I have generated the jar file on my own instance, found an example on rittman blog used that one and it worked.
this is the part I didnt have in my create table:
ROW FORMAT SERDE 'org.elasticsearch.hadoop.hive.EsSerDe'

I really appreciate you taking the time to help me out, Costin. Im working on a POC for one customer and Im really eager to push elasticsearch and kibana, your quick response was definitely a plus!
Thanks again.

Glad to assist. The ROW FORMAT SERDE is not really needed if you use the EsStorageHandler as the SERDE is automatically specified.
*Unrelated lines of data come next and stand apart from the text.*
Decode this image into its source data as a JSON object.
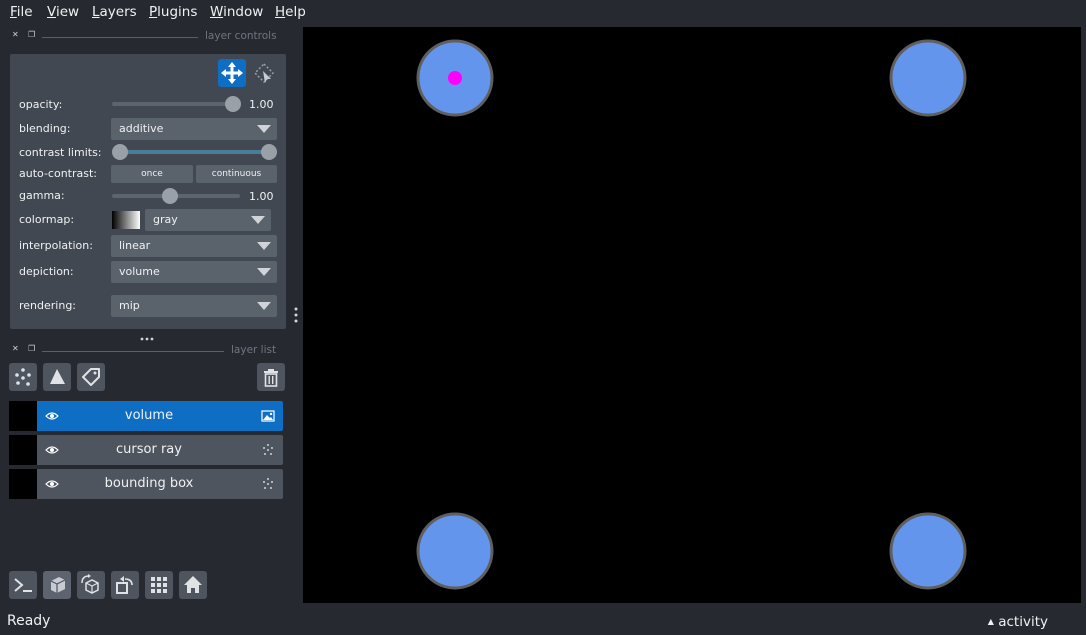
{
  "menu": [
    "File",
    "View",
    "Layers",
    "Plugins",
    "Window",
    "Help"
  ],
  "layer_controls": {
    "title": "layer controls",
    "opacity": {
      "label": "opacity:",
      "value": "1.00",
      "fraction": 1.0
    },
    "blending": {
      "label": "blending:",
      "value": "additive"
    },
    "contrast_limits": {
      "label": "contrast limits:",
      "low_fraction": 0.0,
      "high_fraction": 1.0
    },
    "auto_contrast": {
      "label": "auto-contrast:",
      "once": "once",
      "continuous": "continuous"
    },
    "gamma": {
      "label": "gamma:",
      "value": "1.00",
      "fraction": 0.45
    },
    "colormap": {
      "label": "colormap:",
      "value": "gray"
    },
    "interpolation": {
      "label": "interpolation:",
      "value": "linear"
    },
    "depiction": {
      "label": "depiction:",
      "value": "volume"
    },
    "rendering": {
      "label": "rendering:",
      "value": "mip"
    }
  },
  "layer_list": {
    "title": "layer list",
    "layers": [
      {
        "name": "volume",
        "type_icon": "image-icon",
        "selected": true
      },
      {
        "name": "cursor ray",
        "type_icon": "points-icon",
        "selected": false
      },
      {
        "name": "bounding box",
        "type_icon": "points-icon",
        "selected": false
      }
    ]
  },
  "status": {
    "text": "Ready",
    "activity": "activity"
  },
  "colors": {
    "accent": "#0e6ec3",
    "point_fill": "#6495ed",
    "cursor_point": "#ff00ff"
  }
}
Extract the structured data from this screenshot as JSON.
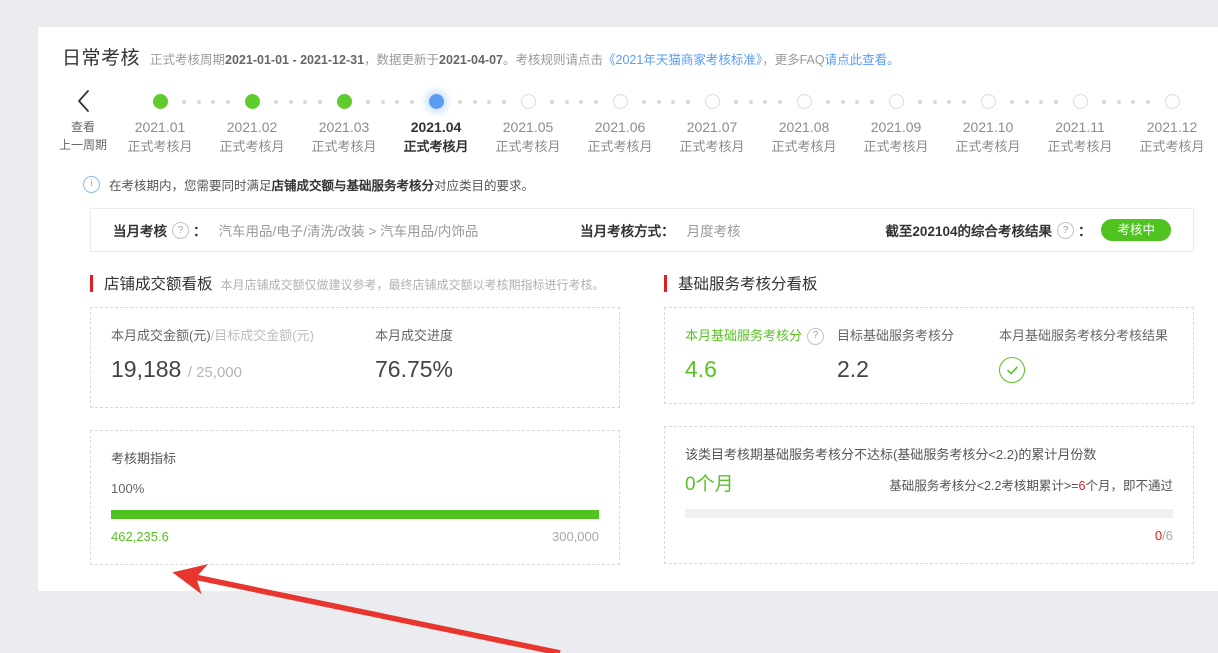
{
  "header": {
    "title": "日常考核",
    "subtitle_pre": "正式考核周期",
    "period": "2021-01-01 - 2021-12-31",
    "subtitle_mid": "，数据更新于",
    "update_date": "2021-04-07",
    "subtitle_rule": "。考核规则请点击",
    "rule_link": "《2021年天猫商家考核标准》",
    "subtitle_faq": "，更多FAQ",
    "faq_link": "请点此查看。"
  },
  "timeline": {
    "prev_label_line1": "查看",
    "prev_label_line2": "上一周期",
    "prev_icon": "chevron-left-icon",
    "months": [
      {
        "name": "2021.01",
        "type": "正式考核月",
        "state": "done"
      },
      {
        "name": "2021.02",
        "type": "正式考核月",
        "state": "done"
      },
      {
        "name": "2021.03",
        "type": "正式考核月",
        "state": "done"
      },
      {
        "name": "2021.04",
        "type": "正式考核月",
        "state": "current"
      },
      {
        "name": "2021.05",
        "type": "正式考核月",
        "state": "future"
      },
      {
        "name": "2021.06",
        "type": "正式考核月",
        "state": "future"
      },
      {
        "name": "2021.07",
        "type": "正式考核月",
        "state": "future"
      },
      {
        "name": "2021.08",
        "type": "正式考核月",
        "state": "future"
      },
      {
        "name": "2021.09",
        "type": "正式考核月",
        "state": "future"
      },
      {
        "name": "2021.10",
        "type": "正式考核月",
        "state": "future"
      },
      {
        "name": "2021.11",
        "type": "正式考核月",
        "state": "future"
      },
      {
        "name": "2021.12",
        "type": "正式考核月",
        "state": "future"
      }
    ]
  },
  "notice": {
    "text_pre": "在考核期内，您需要同时满足",
    "text_bold": "店铺成交额与基础服务考核分",
    "text_post": "对应类目的要求。"
  },
  "assessment": {
    "current_label": "当月考核",
    "current_colon": "：",
    "current_value": "汽车用品/电子/清洗/改装 > 汽车用品/内饰品",
    "method_label": "当月考核方式：",
    "method_value": "月度考核",
    "result_label": "截至202104的综合考核结果",
    "result_colon": "：",
    "result_badge": "考核中",
    "badge_color": "#4fc420"
  },
  "left_board": {
    "title": "店铺成交额看板",
    "note": "本月店铺成交额仅做建议参考，最终店铺成交额以考核期指标进行考核。",
    "metric_amount_label_main": "本月成交金额(元)",
    "metric_amount_label_sep": " / ",
    "metric_amount_label_target": "目标成交金额(元)",
    "metric_amount_value": "19,188",
    "metric_amount_sep": " / ",
    "metric_amount_target": "25,000",
    "metric_progress_label": "本月成交进度",
    "metric_progress_value": "76.75%",
    "period_card_title": "考核期指标",
    "period_pct": "100%",
    "period_bar_fill_pct": 100,
    "period_current": "462,235.6",
    "period_target": "300,000"
  },
  "right_board": {
    "title": "基础服务考核分看板",
    "metric_score_label": "本月基础服务考核分",
    "metric_score_value": "4.6",
    "metric_target_label": "目标基础服务考核分",
    "metric_target_value": "2.2",
    "metric_result_label": "本月基础服务考核分考核结果",
    "metric_result_icon": "check-circle-icon",
    "fail_card_title": "该类目考核期基础服务考核分不达标(基础服务考核分<2.2)的累计月份数",
    "fail_months": "0个月",
    "rule_pre": "基础服务考核分<2.2考核期累计>=",
    "rule_num": "6",
    "rule_post": "个月，即不通过",
    "fail_bar_fill_pct": 0,
    "frac_num": "0",
    "frac_den": "/6"
  },
  "annotation": {
    "arrow_color": "#e8352e",
    "arrow_name": "red-pointer-arrow"
  }
}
Not sure what you mean by generating your own jar - does that or the 'example from rittman blog` had something the Beta4 lacked?

I cloned from github, and ran gradlew. the jar that was built is the one I used.

When it comes to example from rittmans blog, Im beginning to suspect it was es.resource that might have been the problem. As I look at my second to last post, i wrote my hdfs path in the es.resource, not knowing its index and mapping.

Hope I answered your question.

You did. The jar is built nightly and pushed in Maven so one can use that instead of compiling things by hand.

As for using the wrong es.resource - you should get a proper error message however Hive makes things difficult as it swallows the underlying exception and many times the logs need to be checked to get understand the underlying issue.